"How long will it take to divorce my spouse?"
It's one of the first questions asked by individuals seeking to end a marriage. Well that depends on the clients, attorney's and the court system. However, when the parties use and are successful in a mediated divorce progresses is entirely in the hands of the parties themselves.
The divorce process can be difficult, time consuming and emotional. Therefore to understand the process may make it less challenging.
A typical Uncontested Divorce follows this process:
· Once you have retained counsel then your attorney shall begin gathering information from you to draft the necessary initial legal documents.
· File Summons and Petition (for Dissolution of Marriage) and formally serve the documents on the opposing party, identifying the nature of your claim and the relief you are seeking... wait 20 days for response.
· Respond to Answer and/or Counter-Petition from opposing party... wait 20 days.
· Participate in court-ordered mediation.

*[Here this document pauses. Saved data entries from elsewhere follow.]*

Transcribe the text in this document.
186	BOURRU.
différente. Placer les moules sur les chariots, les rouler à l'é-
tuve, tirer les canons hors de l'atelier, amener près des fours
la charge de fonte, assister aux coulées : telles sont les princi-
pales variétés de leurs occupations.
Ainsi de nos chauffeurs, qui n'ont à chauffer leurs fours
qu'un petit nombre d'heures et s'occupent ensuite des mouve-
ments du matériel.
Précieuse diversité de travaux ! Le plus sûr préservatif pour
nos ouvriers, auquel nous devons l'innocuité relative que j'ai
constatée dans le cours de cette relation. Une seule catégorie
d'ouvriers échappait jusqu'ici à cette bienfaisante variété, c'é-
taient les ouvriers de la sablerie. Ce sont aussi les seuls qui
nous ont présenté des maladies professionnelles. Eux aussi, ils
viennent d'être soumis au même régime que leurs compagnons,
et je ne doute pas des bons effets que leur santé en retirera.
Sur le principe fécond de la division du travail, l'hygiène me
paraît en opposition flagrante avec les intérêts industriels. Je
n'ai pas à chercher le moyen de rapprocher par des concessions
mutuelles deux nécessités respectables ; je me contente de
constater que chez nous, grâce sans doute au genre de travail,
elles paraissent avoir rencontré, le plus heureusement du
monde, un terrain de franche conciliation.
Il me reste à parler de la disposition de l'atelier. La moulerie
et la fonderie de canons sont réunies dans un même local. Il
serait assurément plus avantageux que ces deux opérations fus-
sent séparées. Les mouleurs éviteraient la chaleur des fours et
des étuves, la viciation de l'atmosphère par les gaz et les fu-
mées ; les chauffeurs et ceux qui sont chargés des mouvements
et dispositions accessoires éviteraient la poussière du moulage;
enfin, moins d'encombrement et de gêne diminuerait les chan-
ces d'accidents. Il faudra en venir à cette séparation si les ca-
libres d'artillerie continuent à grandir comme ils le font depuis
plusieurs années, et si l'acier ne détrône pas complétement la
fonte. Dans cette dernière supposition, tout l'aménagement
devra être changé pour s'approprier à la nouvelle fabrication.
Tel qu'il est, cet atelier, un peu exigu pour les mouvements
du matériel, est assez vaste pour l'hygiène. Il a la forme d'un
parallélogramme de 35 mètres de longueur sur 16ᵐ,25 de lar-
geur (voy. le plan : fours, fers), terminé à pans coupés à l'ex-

· If the all the matters are resolved in mediation and a mediated settlement agreement is signed by both parties the matter goes to final hearing and the parties marriage is dissolved. Your Divorced!
· Parenting classes are often required in cases where children are involved
A typical Contested Divorce follows the same process as above but after mediation has failed proceeds in the following manner:
· If the matter is not resolved completely in mediation or only some of the issues are agreed to then a Notice for Trial is filed
· Case management conferences
· Discovery is conducted to investigate those contested facts, which are often the central focus at issue in a case. This can be accomplished the hard way (formal written discovery) or the easy way (both parties mutually agreeing to full disclosure)... wait months and months.
· File Motions to Compel relating to failure to provide discovery or for providing incomplete responses to requests
· Hearings on pending discovery requests
· Expert Review is often necessary to sort out facts that cannot be jointly agreed upon by the parties
· Settlement discussions may be had at any point up to and including during the trial, and the parties are encouraged to attempt to resolve their issues without court intervention
· Settlement Conference/Pretrial Conference is often used (again) to encourage settlement on all or part of the issues, and set for trial those issues, which cannot be resolved between the parties
· Trial is typically 1-2 days, depending on the complexities of the case, and affords each party the opportunity to tell his/her side of the story
· Appeals must be timely filed by the party (or parties) who disagree with the final judgment by the Court
In a nutshell, both process will take time to resolve and the amount of time is govern by the parties and the amount of controversy. That is why the courts encourage mediated divorce so that its is the parties who determine the details of the settlement agreement, as opposed to the court imposing its decision upon the parties. It is also understood that parties that can, with the assistance of their attorney’s, mediate an agreement are more likely to follow the terms and less likely to return to court.